A randomized open-label trial (RA Safety Study 1; NCT02092467) was conducted to evaluate safety with XELJANZ tablets (referred to as “XELJANZ” in this subsection of labeling) at two doses, 5 mg twice daily (N=1455) and 10 mg twice daily (N=1456), versus the TNF-blocker control (N=1451) in RA patients 50 years of age and older with at least one cardiovascular risk factor. The co-primary endpoints were adjudicated MACE (defined as cardiovascular death, non-fatal MI, and non-fatal stroke) and adjudicated malignancy (excluding non-melanoma skin cancer). The study was designed to exclude a prespecified risk margin of 1.8 for the hazard ratio of combined XELJANZ regimens versus the TNF-blocker control for each co-primary endpoint. An independent committee conducted a blinded evaluation of the co-primary endpoints according to predefined criteria (adjudication). The study was event-driven and patients were followed until a sufficient number of primary outcome events accrued. Other endpoints included mortality, serious infections, and thromboembolic events. The median on-study follow-up time was 4 years.

The mean age of the population was 61 years (range: 50 to 88 years). Most patients were female (78%) and Caucasian (77%). Patients had a diagnosis of RA for a mean of 10 years, and a median swollen and tender joint count of 11 and 15 respectively. Cardiovascular risk factors included cigarette smoking (current or past) (48%), hypertension (66%), high density lipoprotein <40 mg/dL (12%), diabetes mellitus (17%), family history of premature coronary heart disease (15%), extra-articular disease associated with RA (37%), and history of coronary artery disease (11%).

The non-inferiority criterion was not met for the primary comparison of the combined XELJANZ dosages to TNF blockers since the upper limit of the 95% CI exceeded the pre-specified non-inferiority criterion of 1.8 (for MACE, the upper limit of the 95% CI was 1.94; for malignancies excluding NMSC, the upper limit of the 95% CI was 2.09).

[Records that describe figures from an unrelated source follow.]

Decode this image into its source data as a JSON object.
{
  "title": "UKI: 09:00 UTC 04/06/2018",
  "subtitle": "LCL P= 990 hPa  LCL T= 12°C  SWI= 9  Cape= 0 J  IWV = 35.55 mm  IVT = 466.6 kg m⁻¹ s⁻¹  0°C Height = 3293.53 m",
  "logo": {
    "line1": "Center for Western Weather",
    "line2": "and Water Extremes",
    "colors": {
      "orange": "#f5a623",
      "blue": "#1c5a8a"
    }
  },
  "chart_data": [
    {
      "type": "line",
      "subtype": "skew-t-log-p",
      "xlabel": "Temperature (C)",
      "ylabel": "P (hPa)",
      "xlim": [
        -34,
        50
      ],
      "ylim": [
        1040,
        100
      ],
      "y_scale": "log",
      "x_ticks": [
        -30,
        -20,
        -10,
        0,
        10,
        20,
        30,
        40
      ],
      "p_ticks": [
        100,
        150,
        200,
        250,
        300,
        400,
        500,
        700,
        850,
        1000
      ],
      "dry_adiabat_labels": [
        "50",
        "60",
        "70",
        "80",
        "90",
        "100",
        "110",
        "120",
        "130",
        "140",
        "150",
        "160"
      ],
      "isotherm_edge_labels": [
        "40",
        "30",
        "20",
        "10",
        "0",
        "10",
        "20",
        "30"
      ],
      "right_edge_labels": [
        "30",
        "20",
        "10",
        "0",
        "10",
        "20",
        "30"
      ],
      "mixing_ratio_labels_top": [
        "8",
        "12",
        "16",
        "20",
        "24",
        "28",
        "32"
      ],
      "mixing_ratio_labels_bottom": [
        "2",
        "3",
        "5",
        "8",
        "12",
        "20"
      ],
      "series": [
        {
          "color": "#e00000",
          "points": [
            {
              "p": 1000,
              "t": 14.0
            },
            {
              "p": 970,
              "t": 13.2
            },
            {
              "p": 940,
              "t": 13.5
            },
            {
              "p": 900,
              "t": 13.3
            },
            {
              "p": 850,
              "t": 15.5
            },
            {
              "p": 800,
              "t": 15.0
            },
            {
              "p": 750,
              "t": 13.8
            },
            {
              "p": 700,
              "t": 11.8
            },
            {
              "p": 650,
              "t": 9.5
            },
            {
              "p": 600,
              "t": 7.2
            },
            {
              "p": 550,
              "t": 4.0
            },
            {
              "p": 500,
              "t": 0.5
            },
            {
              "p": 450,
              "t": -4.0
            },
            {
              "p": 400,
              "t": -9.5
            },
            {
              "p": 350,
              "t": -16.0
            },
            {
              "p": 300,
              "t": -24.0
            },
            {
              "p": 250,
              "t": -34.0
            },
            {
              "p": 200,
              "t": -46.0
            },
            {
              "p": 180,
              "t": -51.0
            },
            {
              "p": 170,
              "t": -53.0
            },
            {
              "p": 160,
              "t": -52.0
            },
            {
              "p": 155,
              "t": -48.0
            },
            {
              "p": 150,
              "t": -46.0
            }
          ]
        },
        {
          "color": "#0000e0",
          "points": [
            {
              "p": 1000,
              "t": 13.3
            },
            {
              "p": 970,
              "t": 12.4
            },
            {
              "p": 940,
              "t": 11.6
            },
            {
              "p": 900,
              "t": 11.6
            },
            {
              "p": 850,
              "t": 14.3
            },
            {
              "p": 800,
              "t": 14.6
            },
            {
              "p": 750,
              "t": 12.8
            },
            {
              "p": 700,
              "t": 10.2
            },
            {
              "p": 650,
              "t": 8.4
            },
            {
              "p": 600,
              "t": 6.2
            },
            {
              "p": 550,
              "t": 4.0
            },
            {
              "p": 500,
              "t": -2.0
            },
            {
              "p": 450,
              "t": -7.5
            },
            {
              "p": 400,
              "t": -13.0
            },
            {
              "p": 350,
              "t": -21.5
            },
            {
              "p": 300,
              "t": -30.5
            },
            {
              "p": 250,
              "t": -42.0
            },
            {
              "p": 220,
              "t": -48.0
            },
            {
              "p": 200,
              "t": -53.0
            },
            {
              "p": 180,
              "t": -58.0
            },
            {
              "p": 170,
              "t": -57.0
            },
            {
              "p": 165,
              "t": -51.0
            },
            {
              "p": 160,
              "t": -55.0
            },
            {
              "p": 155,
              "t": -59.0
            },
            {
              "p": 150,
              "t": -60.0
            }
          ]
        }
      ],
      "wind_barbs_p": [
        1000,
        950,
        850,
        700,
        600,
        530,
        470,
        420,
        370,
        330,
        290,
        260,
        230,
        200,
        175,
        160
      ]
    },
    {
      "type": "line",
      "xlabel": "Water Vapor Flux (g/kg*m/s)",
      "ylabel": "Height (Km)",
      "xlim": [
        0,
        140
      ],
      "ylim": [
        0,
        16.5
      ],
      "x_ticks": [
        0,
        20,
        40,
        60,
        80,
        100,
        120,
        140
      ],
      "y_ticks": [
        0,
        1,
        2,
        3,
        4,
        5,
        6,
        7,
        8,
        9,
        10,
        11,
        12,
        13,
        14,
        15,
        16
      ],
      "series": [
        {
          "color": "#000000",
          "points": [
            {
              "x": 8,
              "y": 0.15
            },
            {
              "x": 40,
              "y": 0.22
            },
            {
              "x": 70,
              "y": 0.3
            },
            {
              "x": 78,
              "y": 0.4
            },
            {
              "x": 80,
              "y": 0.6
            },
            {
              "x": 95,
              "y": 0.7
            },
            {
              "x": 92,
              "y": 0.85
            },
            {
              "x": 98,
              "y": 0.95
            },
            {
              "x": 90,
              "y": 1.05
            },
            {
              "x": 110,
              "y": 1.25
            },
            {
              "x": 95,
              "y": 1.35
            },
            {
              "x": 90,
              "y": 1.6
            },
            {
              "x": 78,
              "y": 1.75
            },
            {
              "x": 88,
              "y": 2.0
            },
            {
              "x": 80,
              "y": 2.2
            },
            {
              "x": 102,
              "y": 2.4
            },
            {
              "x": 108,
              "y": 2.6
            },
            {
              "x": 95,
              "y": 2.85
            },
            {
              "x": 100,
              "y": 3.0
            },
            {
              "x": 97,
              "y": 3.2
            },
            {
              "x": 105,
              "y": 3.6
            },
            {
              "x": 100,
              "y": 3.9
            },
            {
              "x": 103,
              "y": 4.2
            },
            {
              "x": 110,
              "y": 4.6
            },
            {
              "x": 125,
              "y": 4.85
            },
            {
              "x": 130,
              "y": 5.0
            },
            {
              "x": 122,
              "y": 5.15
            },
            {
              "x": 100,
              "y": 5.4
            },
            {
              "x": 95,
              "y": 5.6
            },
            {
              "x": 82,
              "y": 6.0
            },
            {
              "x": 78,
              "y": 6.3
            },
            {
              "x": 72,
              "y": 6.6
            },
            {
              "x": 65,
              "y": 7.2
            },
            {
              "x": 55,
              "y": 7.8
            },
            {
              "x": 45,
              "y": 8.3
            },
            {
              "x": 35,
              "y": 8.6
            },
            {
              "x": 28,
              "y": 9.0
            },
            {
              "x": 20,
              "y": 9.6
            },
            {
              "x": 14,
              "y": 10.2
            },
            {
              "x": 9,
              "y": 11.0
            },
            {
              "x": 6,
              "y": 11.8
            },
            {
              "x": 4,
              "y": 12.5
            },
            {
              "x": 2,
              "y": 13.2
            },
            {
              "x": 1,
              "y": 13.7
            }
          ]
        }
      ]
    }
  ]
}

Table 22 shows the study results for each of the co-primary endpoints, and other endpoints. There was an increased risk of death, MACE, malignancies, serious infections, and thromboembolic events associated with both dosages of XELJANZ.

Lymphomas and lung cancers, which are a subset of all malignancies in RA Safety Study 1, were observed at a higher rate in patients treated with XELJANZ 5 mg twice a day and XELJANZ 10 mg twice a day compared to those treated with TNF blockers. Lymphoma was reported for 4 patients who received XELJANZ 5 mg twice a day, 6 patients who received XELJANZ 10 mg twice a day, and 1 patient who received TNF blockers (Incidence Rate [IR] of 0.07, 0.11, and 0.02 per 100 patient-years, respectively). Among current and past smokers, lung cancer was reported for 13 patients who received XELJANZ 5 mg twice a day, 15 patients who received XELJANZ 10 mg twice a day, and 7 patients who received TNF blockers (IR of 0.48, 0.59, and 0.27 per 100 patient-years, respectively).

Given these increased risks, XELJANZ (tablets and oral solution) 10 mg twice daily (or XELJANZ XR (extended-release tablets) 22 mg once daily) dosages are not recommended for the treatment of RA, PsA, AS or pcJIA [see Dosage and Administration (2.3, 2.4)].